Nota importante: i dettagli possono variare per Comune e bando. Se una voce non è confermata nella tua città, il portale lo indica chiaramente. Meglio controllare l’avviso ufficiale prima di allegare documenti superflui.

Ti ci vedi la sera, tra piatti e pigiami, a compilare? Funziona. Un papà mi ha raccontato che ha inviato la domanda alle 22:17, in due sessioni: prima bozza, poi invio. Il sistema salva spesso in automatico, ma non contarci: premi “salva” quando puoi.

Passi chiari, scelte serene

Entra su eCivis dal 7 gennaio. Cerca la voce “Iscrizione nido 2026/27” o simile. Seleziona fino a 2-3 strutture preferite, se il bando lo permette. Ordinale con onestà: prima il nido che davvero vuoi. Compila l’anagrafica del bambino e dei genitori. Indica orario richiesto (tempo pieno, ridotto, proroghe). Allega il modello ISEE e le eventuali certificazioni. Dove non richieste, basterà l’autodichiarazione. Controlla il riepilogo. Invia. Scarica la ricevuta protocollata: è la tua prova.

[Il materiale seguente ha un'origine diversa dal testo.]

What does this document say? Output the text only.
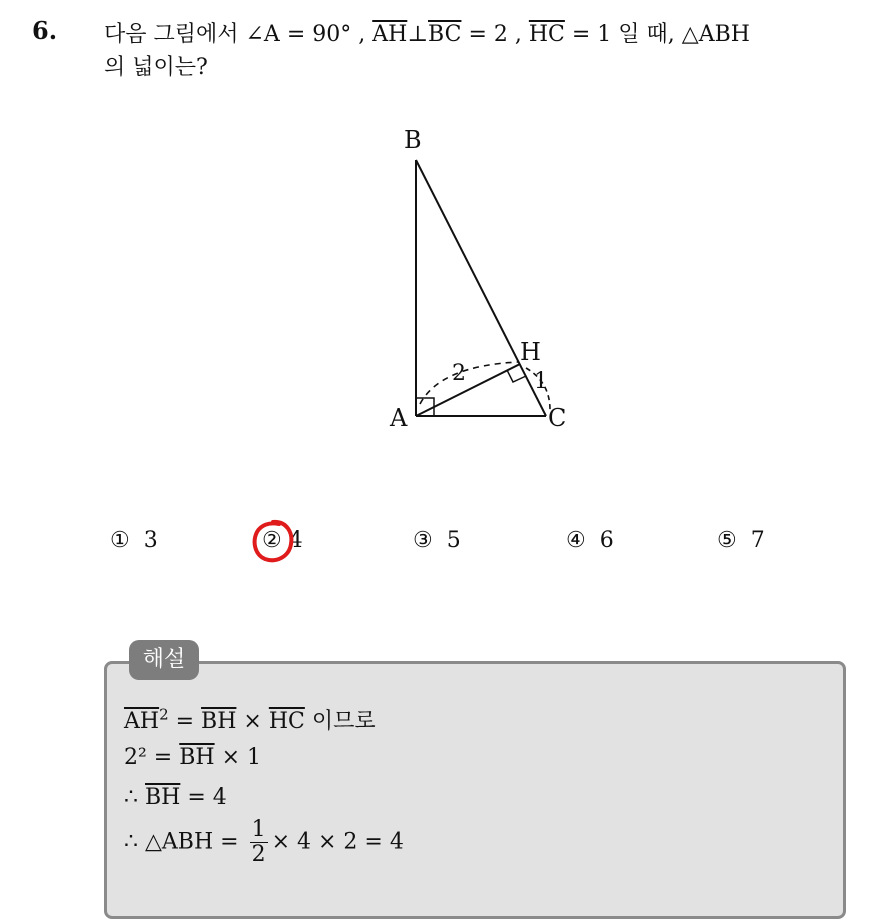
6. 다음 그림에서 ∠A = 90° , $\overline{AH}\perp\overline{BC} = 2$ , $\overline{HC} = 1$ 일 때, △ABH
의 넓이는?
B
H
A	C
2	1
① 3	② 4	③ 5	④ 6	⑤ 7
해설
$\overline{AH}^2 = \overline{BH} \times \overline{HC}$ 이므로
$2^2 = \overline{BH} \times 1$
∴ $\overline{BH} = 4$
∴ △ABH = $\frac{1}{2} \times 4 \times 2 = 4$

Poi si aspetta. Le date di pubblicazione delle graduatorie cambiano per Comune: spesso tra primavera e inizio estate. I criteri più ricorrenti? Residenza, ISEE, presenza di fratelli già iscritti, condizioni di disabilità, lavoro dei genitori (turni inclusi), nuclei monoparentali. Se il tuo caso è particolare, chiedi all’URP o al numero dedicato: meglio una domanda in più che un dubbio in pancia.

Temi l’ostacolo digitale? Esistono punti di facilitazione in biblioteca, nei centri civici, o sportelli comunali su appuntamento. Porta documento e credenziali. Se non hai SPID, prenota subito: i tempi di rilascio variano.

Un consiglio pratico: non aspettare l’ultima settimana. Fissa il tuo “giorno nido” entro metà febbraio. Verifica la domanda il giorno dopo, a mente fresca. La burocrazia non è poesia, ma quando scorre senza intoppi sembra quasi musica di sottofondo.

Alla fine, scegliere un nido è scegliere una comunità. Stanze basse, voci nuove, piccole scoperte quotidiane. Immagina tuo figlio che allunga la mano verso una torre di legno, la guarda, poi ti guarda. La domanda è semplice e grande: quale posto vuoi che veda quando alza gli occhi?